My six-year-old came home from school this week with two envelopes. One was for a donation to help people in the Philippines. The other was to help hungry families have a Thanksgiving meal.
“I’ll put a check in each of these. Then you can add your own money from your piggy bank, okay?” I said, thinking he’d be so excited to put his own stamp on things.
“That’s okay, mom. You put money in. I don’t want to waste mine,” he sweetly sang as he colored. “I want to fill my bank all the way up.”
I guess I know what our dinnertime discussion will be about tonight, I thought.
I had figured that through watching his parents donate items, helping us take toys from time to time to needy kids, putting money in the basket at church and generally living what I thought was a decent life, he would just understand why it was important to help people in need — and even want to do it himself.
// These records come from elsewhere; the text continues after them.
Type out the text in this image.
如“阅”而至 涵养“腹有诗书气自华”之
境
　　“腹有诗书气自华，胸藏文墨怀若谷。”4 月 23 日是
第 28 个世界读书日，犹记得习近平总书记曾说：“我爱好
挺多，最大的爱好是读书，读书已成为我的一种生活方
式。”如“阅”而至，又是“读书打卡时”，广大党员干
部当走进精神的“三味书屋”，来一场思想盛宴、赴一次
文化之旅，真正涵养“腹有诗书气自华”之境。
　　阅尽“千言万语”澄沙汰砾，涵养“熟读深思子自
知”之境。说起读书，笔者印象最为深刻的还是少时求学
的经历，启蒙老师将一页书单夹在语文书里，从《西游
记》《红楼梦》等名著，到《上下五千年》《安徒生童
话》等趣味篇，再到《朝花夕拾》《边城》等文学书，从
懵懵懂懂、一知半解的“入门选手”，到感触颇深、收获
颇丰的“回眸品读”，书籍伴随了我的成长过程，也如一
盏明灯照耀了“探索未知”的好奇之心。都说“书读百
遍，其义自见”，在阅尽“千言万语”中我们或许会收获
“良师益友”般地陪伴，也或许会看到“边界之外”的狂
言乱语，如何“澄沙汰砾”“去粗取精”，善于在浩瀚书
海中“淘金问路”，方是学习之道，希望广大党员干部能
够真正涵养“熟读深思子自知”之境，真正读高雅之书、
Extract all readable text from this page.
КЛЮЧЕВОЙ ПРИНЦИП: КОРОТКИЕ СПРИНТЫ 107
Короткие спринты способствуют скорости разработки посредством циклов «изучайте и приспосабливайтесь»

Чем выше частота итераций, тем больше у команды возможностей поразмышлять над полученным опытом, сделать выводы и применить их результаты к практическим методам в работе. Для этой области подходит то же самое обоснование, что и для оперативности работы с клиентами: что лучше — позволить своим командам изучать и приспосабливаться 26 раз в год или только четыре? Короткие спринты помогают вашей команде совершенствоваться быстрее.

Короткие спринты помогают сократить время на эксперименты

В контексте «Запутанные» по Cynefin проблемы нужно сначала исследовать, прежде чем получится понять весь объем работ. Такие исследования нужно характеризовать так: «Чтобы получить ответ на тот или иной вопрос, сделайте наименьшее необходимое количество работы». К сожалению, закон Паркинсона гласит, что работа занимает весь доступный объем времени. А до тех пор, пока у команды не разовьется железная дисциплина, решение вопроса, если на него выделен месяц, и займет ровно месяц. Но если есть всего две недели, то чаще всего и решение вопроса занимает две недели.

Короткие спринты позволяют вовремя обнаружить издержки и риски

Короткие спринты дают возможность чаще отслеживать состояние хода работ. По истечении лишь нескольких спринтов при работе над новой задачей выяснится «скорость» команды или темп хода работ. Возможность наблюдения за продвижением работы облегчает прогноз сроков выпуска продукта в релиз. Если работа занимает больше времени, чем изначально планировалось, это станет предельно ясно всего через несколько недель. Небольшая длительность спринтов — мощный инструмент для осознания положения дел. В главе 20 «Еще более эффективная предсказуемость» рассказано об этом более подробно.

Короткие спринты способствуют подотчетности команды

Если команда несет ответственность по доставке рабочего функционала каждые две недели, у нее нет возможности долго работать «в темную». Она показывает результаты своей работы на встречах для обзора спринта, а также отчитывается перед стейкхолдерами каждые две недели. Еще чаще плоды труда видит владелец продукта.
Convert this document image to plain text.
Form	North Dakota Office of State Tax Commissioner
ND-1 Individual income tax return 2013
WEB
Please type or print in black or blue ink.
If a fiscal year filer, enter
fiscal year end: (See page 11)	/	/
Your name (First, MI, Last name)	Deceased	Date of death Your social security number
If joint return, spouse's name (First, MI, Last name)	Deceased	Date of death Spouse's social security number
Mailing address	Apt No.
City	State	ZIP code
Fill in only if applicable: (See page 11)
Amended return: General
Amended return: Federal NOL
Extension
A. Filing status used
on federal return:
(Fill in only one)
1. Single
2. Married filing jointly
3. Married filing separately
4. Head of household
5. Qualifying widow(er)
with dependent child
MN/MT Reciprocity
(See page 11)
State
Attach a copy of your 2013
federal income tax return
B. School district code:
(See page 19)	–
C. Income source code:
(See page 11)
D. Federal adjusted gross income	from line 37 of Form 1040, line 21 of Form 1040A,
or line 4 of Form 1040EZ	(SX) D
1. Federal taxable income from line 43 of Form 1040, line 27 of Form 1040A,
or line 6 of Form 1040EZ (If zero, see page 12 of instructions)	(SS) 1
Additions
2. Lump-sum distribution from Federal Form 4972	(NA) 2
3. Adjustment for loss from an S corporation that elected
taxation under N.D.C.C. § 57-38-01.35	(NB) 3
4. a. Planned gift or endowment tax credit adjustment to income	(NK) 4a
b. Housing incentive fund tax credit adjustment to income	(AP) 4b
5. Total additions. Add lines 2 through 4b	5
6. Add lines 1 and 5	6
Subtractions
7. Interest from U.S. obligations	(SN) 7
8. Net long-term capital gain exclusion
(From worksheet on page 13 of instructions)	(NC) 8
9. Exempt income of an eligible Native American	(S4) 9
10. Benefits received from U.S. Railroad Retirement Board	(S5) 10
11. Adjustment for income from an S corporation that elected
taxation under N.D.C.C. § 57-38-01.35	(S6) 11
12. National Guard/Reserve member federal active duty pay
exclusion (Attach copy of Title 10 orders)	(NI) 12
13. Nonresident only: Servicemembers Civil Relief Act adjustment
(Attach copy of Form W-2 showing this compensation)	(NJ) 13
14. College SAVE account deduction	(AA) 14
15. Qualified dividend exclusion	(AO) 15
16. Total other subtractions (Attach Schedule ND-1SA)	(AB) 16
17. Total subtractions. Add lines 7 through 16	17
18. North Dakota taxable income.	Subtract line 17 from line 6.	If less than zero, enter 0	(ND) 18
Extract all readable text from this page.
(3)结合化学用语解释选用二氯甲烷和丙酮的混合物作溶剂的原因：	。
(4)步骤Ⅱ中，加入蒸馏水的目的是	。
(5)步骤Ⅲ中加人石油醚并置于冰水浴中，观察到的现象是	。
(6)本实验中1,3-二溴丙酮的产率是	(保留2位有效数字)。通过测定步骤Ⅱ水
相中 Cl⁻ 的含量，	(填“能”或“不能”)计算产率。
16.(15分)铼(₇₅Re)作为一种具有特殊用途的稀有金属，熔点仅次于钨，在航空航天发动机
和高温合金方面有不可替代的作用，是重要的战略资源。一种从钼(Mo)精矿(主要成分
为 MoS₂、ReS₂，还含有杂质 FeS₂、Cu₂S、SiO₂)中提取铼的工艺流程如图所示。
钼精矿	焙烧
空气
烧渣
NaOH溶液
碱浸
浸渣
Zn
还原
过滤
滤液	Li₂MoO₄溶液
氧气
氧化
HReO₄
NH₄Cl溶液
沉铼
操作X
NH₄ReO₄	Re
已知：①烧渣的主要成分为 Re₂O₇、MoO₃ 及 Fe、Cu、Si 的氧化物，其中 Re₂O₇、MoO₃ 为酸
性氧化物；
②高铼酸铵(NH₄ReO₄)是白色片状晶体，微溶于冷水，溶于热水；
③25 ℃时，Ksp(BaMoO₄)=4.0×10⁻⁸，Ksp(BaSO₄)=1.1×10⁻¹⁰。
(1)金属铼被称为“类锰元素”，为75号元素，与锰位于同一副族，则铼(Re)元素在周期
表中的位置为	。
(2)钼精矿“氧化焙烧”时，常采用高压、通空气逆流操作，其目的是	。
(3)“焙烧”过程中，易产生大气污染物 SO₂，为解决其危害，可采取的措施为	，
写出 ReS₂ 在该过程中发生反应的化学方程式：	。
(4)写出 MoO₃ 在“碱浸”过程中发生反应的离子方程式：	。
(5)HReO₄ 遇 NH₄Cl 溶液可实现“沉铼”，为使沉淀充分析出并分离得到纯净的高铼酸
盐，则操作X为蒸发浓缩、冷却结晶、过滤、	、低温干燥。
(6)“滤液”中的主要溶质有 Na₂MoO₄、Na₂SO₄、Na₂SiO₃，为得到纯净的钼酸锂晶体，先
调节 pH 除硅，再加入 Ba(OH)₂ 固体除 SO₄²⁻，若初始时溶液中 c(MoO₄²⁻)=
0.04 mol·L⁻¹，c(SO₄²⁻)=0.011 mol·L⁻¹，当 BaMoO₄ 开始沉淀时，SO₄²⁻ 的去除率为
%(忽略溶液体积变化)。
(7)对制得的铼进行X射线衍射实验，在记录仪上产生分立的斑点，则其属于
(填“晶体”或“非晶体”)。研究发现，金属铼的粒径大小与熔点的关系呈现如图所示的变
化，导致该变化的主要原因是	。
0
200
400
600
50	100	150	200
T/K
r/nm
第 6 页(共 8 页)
But of course he doesn’t really understand yet. “There’s a big disconnect between the people ‘over there’ and my piggy bank,” said Vicki Hoefle, a parenting educator and author of “Duct Tape Parenting.”
“There’s nothing wrong with the child. There’s just no connection.”
As for having that conversation immediately, or forcing my son to put money into the envelopes: “Try not to do it now,” Hoefle said. Teaching a child about donating their own money or toys or time to people in need “should be a gentle introduction into what we hope will be a way of life for our kids.”
She suggested these things to help children understand the importance of giving:
* Just talk about it. Then explore the issue from a perspective he can understand.
* Use the course of a year to introduce kids to opportunities. That way, they won’t be shocked when you ask them to stuff their own money into an envelope (like this writer just did).
* Give children a small amount of money on a regular basis, then teach them to save some, spend some and give some away.
* Pick a family charity for the year and have a conversation about how you all can help throughout the year.
* Think of this not as something you must teach, but as something to expose them to.
At her house, Hoefle said, “when you got something new, you gave something up.” Each birthday, her children would pick what toys they had outgrown and give them away. “There was a comfort in it. It just became a natural part of the kids’ lives.”
So I will fill those envelopes alone this time. But I’ll make sure he understands why they should be filled — gradually.